Nie zgodzę się. W sumie dziewczyna mi dwa razy zasugerowała tego dnia to spotkanie, za pierwszym razem było coś, że jej lepiej smakuje piwo na zewnątrz, coś w tym stylu.
Może i faktycznie jestem w jej oczach słaby, ale w końcu nie każdy jest silny sam z siebie, czasem to się wyrabia z czasem i za pomocą właśnie innych osób, które Cię doceniaja. Z tego co ona mówiła, też jest po przejściach, i nie wygląda na pustaka. Nie wykluczone, że nic z tego nie wyjdzie, ale że była zainteresowana dam sobie uciąć rękę. Była też sytuacja wcześniej, gdy mieliśmy już się nie widywać i wtedy też byla taka totalnie przygnębiona, bardziej się wpatrywala we mnoe niż zwykle, bardzo wymownie.
Myślę, że ona tez ma swoje kompleksy i wątpliwości jak każdy i się może bać i nie odezwać. Moje zachowanie z boku patrząc wyszło tak jakbym ją olał, zresztą ona nawet nie wie, że jestem sam.

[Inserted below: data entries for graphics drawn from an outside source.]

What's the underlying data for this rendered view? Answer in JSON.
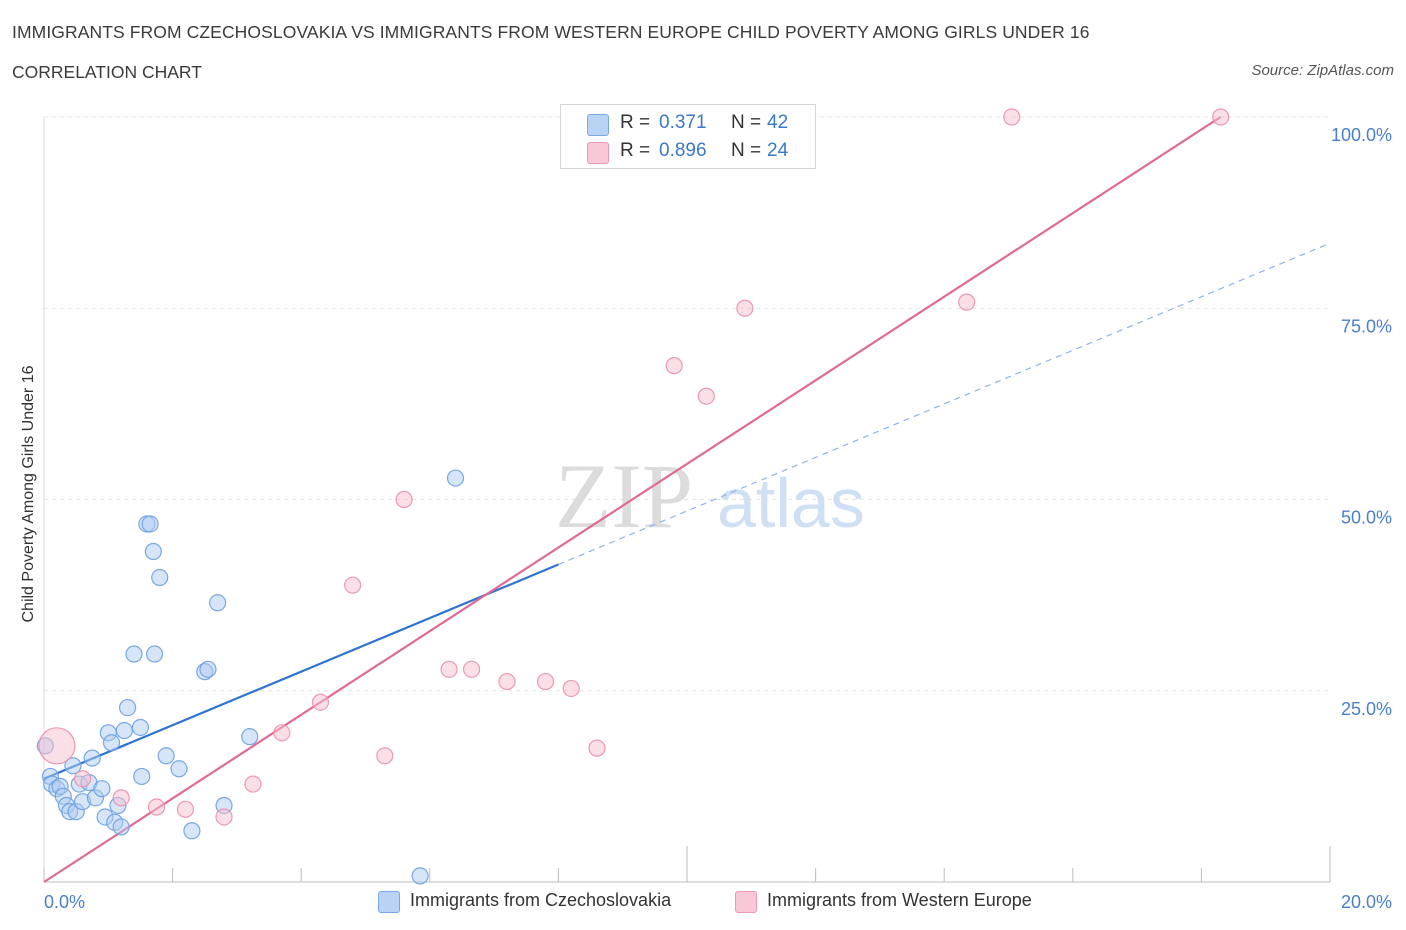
{
  "title": "IMMIGRANTS FROM CZECHOSLOVAKIA VS IMMIGRANTS FROM WESTERN EUROPE CHILD POVERTY AMONG GIRLS UNDER 16",
  "subtitle": "CORRELATION CHART",
  "source": "Source: ZipAtlas.com",
  "watermark": {
    "zip": "ZIP",
    "atlas": "atlas"
  },
  "colors": {
    "blue_fill": "#aecbf2",
    "blue_stroke": "#6a9ee0",
    "blue_line": "#2f74d0",
    "pink_fill": "#f7bfd0",
    "pink_stroke": "#ea8fab",
    "pink_line": "#e06a94",
    "axis_text": "#4a7fcc",
    "grid": "#e3e3e3"
  },
  "legend": {
    "rows": [
      {
        "r_label": "R =",
        "r_value": "0.371",
        "n_label": "N =",
        "n_value": "42"
      },
      {
        "r_label": "R =",
        "r_value": "0.896",
        "n_label": "N =",
        "n_value": "24"
      }
    ]
  },
  "bottom_legend": [
    "Immigrants from Czechoslovakia",
    "Immigrants from Western Europe"
  ],
  "chart_data": {
    "type": "scatter",
    "title": "IMMIGRANTS FROM CZECHOSLOVAKIA VS IMMIGRANTS FROM WESTERN EUROPE CHILD POVERTY AMONG GIRLS UNDER 16",
    "ylabel": "Child Poverty Among Girls Under 16",
    "xlabel": "",
    "x_unit": "%",
    "xlim": [
      0,
      20
    ],
    "ylim": [
      0,
      100
    ],
    "x_tick_labels": [
      {
        "value": 0,
        "label": "0.0%"
      },
      {
        "value": 20,
        "label": "20.0%"
      }
    ],
    "y_tick_labels": [
      {
        "value": 25,
        "label": "25.0%"
      },
      {
        "value": 50,
        "label": "50.0%"
      },
      {
        "value": 75,
        "label": "75.0%"
      },
      {
        "value": 100,
        "label": "100.0%"
      }
    ],
    "grid": true,
    "legend_position": "top-center",
    "series": [
      {
        "name": "Immigrants from Czechoslovakia",
        "color": "#6a9ee0",
        "points": [
          [
            0.02,
            17.8
          ],
          [
            0.1,
            13.8
          ],
          [
            0.12,
            12.8
          ],
          [
            0.2,
            12.2
          ],
          [
            0.25,
            12.5
          ],
          [
            0.3,
            11.2
          ],
          [
            0.35,
            10.0
          ],
          [
            0.4,
            9.2
          ],
          [
            0.45,
            15.2
          ],
          [
            0.5,
            9.2
          ],
          [
            0.55,
            12.8
          ],
          [
            0.6,
            10.5
          ],
          [
            0.7,
            13.0
          ],
          [
            0.75,
            16.2
          ],
          [
            0.8,
            11.0
          ],
          [
            0.9,
            12.2
          ],
          [
            0.95,
            8.5
          ],
          [
            1.0,
            19.5
          ],
          [
            1.05,
            18.2
          ],
          [
            1.1,
            7.8
          ],
          [
            1.15,
            10.0
          ],
          [
            1.2,
            7.2
          ],
          [
            1.25,
            19.8
          ],
          [
            1.3,
            22.8
          ],
          [
            1.4,
            29.8
          ],
          [
            1.5,
            20.2
          ],
          [
            1.52,
            13.8
          ],
          [
            1.6,
            46.8
          ],
          [
            1.65,
            46.8
          ],
          [
            1.7,
            43.2
          ],
          [
            1.72,
            29.8
          ],
          [
            1.8,
            39.8
          ],
          [
            1.9,
            16.5
          ],
          [
            2.1,
            14.8
          ],
          [
            2.3,
            6.7
          ],
          [
            2.5,
            27.5
          ],
          [
            2.55,
            27.8
          ],
          [
            2.7,
            36.5
          ],
          [
            2.8,
            10.0
          ],
          [
            3.2,
            19.0
          ],
          [
            6.4,
            52.8
          ],
          [
            5.85,
            0.8
          ]
        ]
      },
      {
        "name": "Immigrants from Western Europe",
        "color": "#ea8fab",
        "points": [
          [
            0.2,
            17.8
          ],
          [
            0.6,
            13.5
          ],
          [
            1.2,
            11.0
          ],
          [
            1.75,
            9.8
          ],
          [
            2.2,
            9.5
          ],
          [
            2.8,
            8.5
          ],
          [
            3.25,
            12.8
          ],
          [
            3.7,
            19.5
          ],
          [
            4.3,
            23.5
          ],
          [
            4.8,
            38.8
          ],
          [
            5.3,
            16.5
          ],
          [
            5.6,
            50.0
          ],
          [
            6.3,
            27.8
          ],
          [
            6.65,
            27.8
          ],
          [
            7.2,
            26.2
          ],
          [
            7.8,
            26.2
          ],
          [
            8.2,
            25.3
          ],
          [
            8.6,
            17.5
          ],
          [
            9.8,
            67.5
          ],
          [
            10.3,
            63.5
          ],
          [
            10.9,
            75.0
          ],
          [
            14.35,
            75.8
          ],
          [
            15.05,
            100.0
          ],
          [
            18.3,
            100.0
          ]
        ]
      }
    ],
    "trend_lines": [
      {
        "series": "Immigrants from Czechoslovakia",
        "x_solid": [
          0,
          8.0
        ],
        "x_dashed": [
          8.0,
          20.0
        ],
        "y_at_x0": 13.5,
        "slope": 3.5
      },
      {
        "series": "Immigrants from Western Europe",
        "x": [
          0,
          18.3
        ],
        "y_at_x0": 0.0,
        "slope": 5.465
      }
    ]
  }
}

Według mnie polubila mój charakter na tyle o ile, bez udawania. Jeszcze był jeden typ, ktorego zlewala bo do niej coś próbował gdy zauważyła, że trace zainteresowanie. Kilka razy też uśmiechnęła się do mnie bez powodu.
Jutro zamierzam się odezwać, najwyżej dostanę kopa i niemiłe doświadczenie do kolekcji.